THE MANAGEMENT OF APARTMENT HOUSES

By W. E. BARTON 1

Manager and Tenant.-The management of multi-family houses is simply the application of the fundamental principles of good housekeeping, combined with the sound judgment and fair dealing that make for success in any legitimate enterprise. A building manager is a quasi-public servant. He is responsible not alone to his principals, the owners of his buildings, but to the tenants, whose good-will must be maintained by every possible act of courtesy and a consistent regard for their comfort, health, and well-being, so far as the proper protection of the owner's interest will permit. The merchant or tradesman who fails to deliver good measure or who resorts to practices that are unfair loses his customers in short order, without even a chance to explain. But the lease contract, and the common practices of letting, give landlords extraordinary rights and privileges, and the dissatisfied tenant, bound for a term of months or years by lease, has no alternative but to make the best of what may seem to him a bad bargain. The element of dissatisfaction does not vitiate the contract. So, while the primary responsibility of the agent is the production of an adequate return upon the capital invested and the safeguarding of the physical property, he must, to be successful, strive to temper his authority with good judgment.

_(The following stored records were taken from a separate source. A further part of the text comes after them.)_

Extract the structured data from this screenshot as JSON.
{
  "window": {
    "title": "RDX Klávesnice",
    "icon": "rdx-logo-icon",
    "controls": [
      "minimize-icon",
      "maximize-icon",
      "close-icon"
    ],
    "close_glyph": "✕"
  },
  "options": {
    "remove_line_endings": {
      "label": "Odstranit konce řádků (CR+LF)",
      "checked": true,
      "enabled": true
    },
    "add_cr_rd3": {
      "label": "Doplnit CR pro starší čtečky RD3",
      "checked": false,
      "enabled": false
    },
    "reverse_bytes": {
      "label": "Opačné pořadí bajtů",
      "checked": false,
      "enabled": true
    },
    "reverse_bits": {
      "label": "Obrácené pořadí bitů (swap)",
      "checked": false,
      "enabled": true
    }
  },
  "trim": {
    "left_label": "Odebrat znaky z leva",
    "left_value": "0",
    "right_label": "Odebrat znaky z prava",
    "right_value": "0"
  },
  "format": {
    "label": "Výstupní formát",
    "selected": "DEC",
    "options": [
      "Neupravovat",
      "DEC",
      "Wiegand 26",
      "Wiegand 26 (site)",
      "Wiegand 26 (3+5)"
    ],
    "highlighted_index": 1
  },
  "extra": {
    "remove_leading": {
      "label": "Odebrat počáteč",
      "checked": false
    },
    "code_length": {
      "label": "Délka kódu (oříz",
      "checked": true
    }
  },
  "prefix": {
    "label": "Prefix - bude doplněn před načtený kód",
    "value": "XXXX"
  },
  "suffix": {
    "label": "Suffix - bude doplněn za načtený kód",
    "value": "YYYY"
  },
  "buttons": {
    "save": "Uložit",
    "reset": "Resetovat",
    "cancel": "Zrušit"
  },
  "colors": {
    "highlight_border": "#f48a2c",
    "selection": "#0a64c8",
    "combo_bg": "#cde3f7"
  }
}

1 W. E. Barton, New York, N. Y., Vice-President of French & French, Inc., a corporation operating the buildings designed and constructed by Fred F. French Company.

Mr. Barton was formerly Operating Manager of the Pease & Elliman properties, of which there were at times as many as two hundred and fifty of every type of structure. Later with Harris, Vought & Company, as a Director of the Company having supervision of their management department his experience was principally with large apartment buildings.